Suaeda salsa belongs to the family Chenopodiaceae, and its talent is surviving where almost nothing else can. The soil of the Liao River delta is so alkaline that conventional plants cannot take root. Suaeda thrives in this hostile chemistry, colonizing the tidal flats in vast, unbroken carpets. Its growth cycle begins in April, when the young plants show a pale, tentative red. As summer progresses and the plants mature, the color deepens and intensifies, reaching its most dramatic saturation in September and October. From the air, the effect is extraordinary: a landscape that appears to be bleeding, a wetland turned into abstract art by the simple fact of one plant's biochemistry.

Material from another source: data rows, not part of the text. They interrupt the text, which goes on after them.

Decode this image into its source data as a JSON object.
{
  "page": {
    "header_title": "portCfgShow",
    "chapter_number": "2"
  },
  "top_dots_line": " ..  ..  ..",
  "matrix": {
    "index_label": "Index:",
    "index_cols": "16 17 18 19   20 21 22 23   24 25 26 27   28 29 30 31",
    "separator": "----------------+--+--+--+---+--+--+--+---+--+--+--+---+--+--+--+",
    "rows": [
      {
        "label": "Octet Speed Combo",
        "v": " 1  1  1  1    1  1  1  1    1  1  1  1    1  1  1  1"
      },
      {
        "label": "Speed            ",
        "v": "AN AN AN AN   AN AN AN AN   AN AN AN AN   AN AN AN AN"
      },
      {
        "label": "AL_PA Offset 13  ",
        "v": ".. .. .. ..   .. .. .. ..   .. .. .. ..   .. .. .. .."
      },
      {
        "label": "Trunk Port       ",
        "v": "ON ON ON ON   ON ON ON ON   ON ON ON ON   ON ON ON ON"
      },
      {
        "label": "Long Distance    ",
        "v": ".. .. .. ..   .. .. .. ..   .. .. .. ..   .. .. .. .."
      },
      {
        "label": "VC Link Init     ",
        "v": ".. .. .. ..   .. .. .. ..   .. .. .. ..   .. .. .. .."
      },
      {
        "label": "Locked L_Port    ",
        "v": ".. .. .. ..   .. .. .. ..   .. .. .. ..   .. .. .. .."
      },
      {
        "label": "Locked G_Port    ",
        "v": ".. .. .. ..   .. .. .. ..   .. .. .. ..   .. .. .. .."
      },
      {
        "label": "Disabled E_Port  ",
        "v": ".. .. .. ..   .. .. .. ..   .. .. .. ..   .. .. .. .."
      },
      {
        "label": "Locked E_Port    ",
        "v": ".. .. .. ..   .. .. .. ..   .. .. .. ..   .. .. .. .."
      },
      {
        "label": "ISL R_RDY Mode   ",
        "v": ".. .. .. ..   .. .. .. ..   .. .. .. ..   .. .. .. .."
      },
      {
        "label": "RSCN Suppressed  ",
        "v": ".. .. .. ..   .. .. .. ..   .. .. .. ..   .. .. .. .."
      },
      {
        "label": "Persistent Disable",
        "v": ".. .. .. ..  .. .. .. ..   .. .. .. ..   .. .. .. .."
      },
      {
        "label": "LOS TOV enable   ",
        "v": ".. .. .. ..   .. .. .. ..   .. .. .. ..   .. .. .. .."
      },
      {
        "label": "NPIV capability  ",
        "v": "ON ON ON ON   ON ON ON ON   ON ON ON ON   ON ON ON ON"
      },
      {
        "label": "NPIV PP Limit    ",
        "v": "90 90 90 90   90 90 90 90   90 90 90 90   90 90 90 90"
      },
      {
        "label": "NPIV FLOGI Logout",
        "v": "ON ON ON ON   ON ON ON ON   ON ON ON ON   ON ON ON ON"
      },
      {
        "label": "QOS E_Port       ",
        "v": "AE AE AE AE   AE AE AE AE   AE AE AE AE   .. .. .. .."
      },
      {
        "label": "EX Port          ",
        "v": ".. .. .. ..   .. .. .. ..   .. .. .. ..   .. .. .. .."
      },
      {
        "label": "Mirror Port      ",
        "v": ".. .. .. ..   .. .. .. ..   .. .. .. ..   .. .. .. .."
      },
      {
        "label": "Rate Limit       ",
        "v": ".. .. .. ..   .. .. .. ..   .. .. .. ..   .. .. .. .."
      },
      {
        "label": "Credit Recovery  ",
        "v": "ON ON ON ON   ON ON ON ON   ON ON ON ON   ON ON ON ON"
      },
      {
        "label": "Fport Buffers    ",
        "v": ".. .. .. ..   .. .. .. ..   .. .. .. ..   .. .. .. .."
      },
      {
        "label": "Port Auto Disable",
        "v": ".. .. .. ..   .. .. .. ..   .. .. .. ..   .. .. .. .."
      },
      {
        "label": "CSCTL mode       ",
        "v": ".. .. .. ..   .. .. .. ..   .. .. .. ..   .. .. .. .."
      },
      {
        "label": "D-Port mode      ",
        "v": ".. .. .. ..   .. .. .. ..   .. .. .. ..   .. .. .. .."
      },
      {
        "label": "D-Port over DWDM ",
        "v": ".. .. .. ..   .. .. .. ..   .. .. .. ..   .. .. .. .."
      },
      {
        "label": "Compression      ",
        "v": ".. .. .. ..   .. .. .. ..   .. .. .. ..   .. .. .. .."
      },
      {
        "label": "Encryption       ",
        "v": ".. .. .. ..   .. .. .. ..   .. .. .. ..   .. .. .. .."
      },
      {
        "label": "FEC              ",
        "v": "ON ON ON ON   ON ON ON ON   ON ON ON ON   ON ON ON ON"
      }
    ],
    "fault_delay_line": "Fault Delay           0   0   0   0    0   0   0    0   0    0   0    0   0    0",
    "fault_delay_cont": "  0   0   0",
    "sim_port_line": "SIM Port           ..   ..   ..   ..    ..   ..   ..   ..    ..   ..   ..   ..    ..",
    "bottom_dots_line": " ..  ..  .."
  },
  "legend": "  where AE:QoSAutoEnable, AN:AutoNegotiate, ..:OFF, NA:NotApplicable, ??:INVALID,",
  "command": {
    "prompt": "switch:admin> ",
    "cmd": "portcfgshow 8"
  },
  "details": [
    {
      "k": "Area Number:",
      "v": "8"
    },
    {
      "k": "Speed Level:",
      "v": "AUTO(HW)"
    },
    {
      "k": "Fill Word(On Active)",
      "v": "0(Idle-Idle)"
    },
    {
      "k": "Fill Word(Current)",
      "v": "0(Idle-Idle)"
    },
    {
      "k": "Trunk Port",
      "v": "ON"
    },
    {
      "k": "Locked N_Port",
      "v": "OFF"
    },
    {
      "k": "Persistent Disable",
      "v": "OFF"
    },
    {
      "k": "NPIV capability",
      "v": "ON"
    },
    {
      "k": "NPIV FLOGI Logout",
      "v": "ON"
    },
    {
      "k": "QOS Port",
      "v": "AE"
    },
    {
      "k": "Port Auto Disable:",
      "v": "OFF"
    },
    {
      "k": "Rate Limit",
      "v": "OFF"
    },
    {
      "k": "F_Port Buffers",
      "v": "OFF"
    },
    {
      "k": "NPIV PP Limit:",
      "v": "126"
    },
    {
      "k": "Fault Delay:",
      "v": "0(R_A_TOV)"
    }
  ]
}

Red Beach does not exist in isolation. It sits within the Panjin Shuangtaizi River mouth state-level nature protection area, a sprawling wetland complex that preserves one of the most ecologically intact coastal environments in China. Promoted to state-level protection in 1988, the reserve has applied to join the UNESCO International Man and Biosphere network. More than 260 species of birds and 399 species of wild animals inhabit the wetland. Adjacent to the Suaeda flats lies the largest reed marsh in Asia, a vast expanse of Phragmites reeds that are harvested for papermaking -- an industrial use that coexists, somewhat improbably, with the reserve's conservation mission.
The wetland's most celebrated residents are its birds. The red-crowned crane, Grus japonensis -- one of the rarest and most culturally significant birds in East Asia -- breeds here, its white-and-black plumage a stark contrast to the red landscape beneath. The reserve is also the largest known breeding ground for the endangered black-mouth gull, a species whose survival depends on exactly this kind of undisturbed coastal wetland. The juxtaposition is striking: an industrial province in northeast China, a coastline that has been exploited for resources since antiquity, and yet here, in the alkaline tidal flats where conventional agriculture cannot gain a foothold, nature has created one of the most biodiverse habitats in the country.
Red Beach rewards aerial observation like few other landscapes. The color change is vivid enough to register from cruising altitude -- a rust-red expanse that stands out dramatically against the grey-green of surrounding wetlands and the murky waters of the Bohai. The boundary between red Suaeda and green reeds creates geometric patterns shaped by tidal channels and drainage, a natural mosaic that shifts with the seasons. In spring, the palette is muted pinks and greens. By late summer, the red overwhelms everything. And in winter, when the Suaeda dies back and the frost arrives, the landscape returns to brown and grey, waiting for April to bring the color back.
Located at 40.90N, 121.82E in Dawa County, Panjin, Liaoning. The red coloration of Suaeda salsa is visible from altitude, especially in September-October. Look for the dramatic color contrast between the red tidal flats and the surrounding green reed marshes near the Liao River delta. Nearest airport is Yingkou Lanqi (ZYYK) to the south; Shenyang Taoxian (ZYTX) to the northeast.